The same approach works in general, though it depends on having $n$ be the product of convenient primes. The technique is honestly not that powerful, but this kind of computation appears on a test in every single class I've seen covering the Sylow theorems, and even some candidacy exams. In this particular case, you're lucky that the divisors of $n$ are reasonably spaced primes, so that the combinatorial constraints imposed by the Sylow theorems are so limiting; this sort of problem often involves some extra complications with solvability, prime powers in the order of $G$, etc.
A: For cyclic group $C_p$ with $p$ being a prime number, the endomorphism ring $\text{End}(C_p)$ is the field $\mathbb Z_p$, so the automorphism group $\text{Aut}(C_p)$ is the unit group $(\mathbb Z_p)^\times$ of $\mathbb Z_p$, which is isomorphic to $C_{p-1}$. Thus we get 
$\text{Aut}(C_{19}\times C_{53})\cong\text{Aut}(C_{19})\times\text{Aut}(C_{53})\cong(\mathbb Z_{19})^\times\times(\mathbb Z_{53})^\times\cong C_{18}\times C_{52}\cong C_{2}\times C_{9}\times C_{4}\times C_{13}$,
we see clearly there are $4$ elements of order at most $2$.
A: Note that $\mathbb Z/19\mathbb Z\times \mathbb Z/53\mathbb Z\cong \mathbb Z/1007\mathbb Z$. An automorphism of $\mathbb Z/n\mathbb Z$ is of the form $x\mapsto ax$ where $a$ is relatively prime to $n$. For it to be order $2$, then, you need $a^2=1$. So you need to find the square roots of $1$ in the ring $\mathbb Z/1007\mathbb Z$. Chinese remainder theorem means that $a\equiv \pm 1\pmod{19}$ and $a\equiv \pm 1\pmod{53}$.
I get $a\equiv \pm 1, \pm 476\pmod{1007}$. 
A: Thomas Andrews' solution is complete, but to solve the problem using a little more group theory: a finite group $G$  with a Sylow $2$-subgroup of order $2$ always has a normal subgroup of index $2$ ( consisting of those elements acting as even permutations in the Cayley representation of $G$ acting as a permutation group on itself by right translation).
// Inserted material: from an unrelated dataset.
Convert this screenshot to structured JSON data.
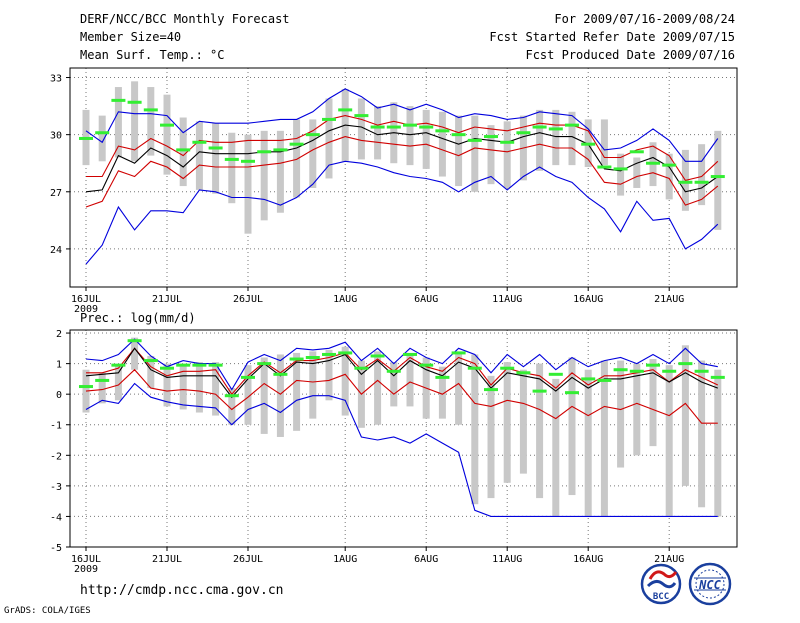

Any group $Y$ of order $1007 =19 \times 53$ is cyclic (say by Sylow's Theorems) and has a characteristic subgroup $A$ of order $19$ and a characteristic subgroup $B$ of order $53$. If $X$ is our group of order $2014$, then $X = \langle t \rangle Y,$ where $Y = A \times B$ is cyclic of order $1007$ and $A = \langle a \rangle $ and $B = \langle b \rangle $ are as above. There are $4$ (and only $4$) ways that $t$ can acts on $Y$: 


*

*$t^{-1}at = a, t^{-1}bt = b$.

*$t^{-1} a t = a^{-1}, t^{-1}bt = b$.

*$t^{-1} at = a,t^{-1}bt = b^{-1}.$ 

*$t^{-1}at = a^{-1},t^{-1}bt = b^{-1}.$ 
Each of these different actions gives $X = \langle t \rangle Y$ the structure of a semidirect product ( the first being direct), and these $4$ actions clearly lead to $4$ non-isomorphic groups.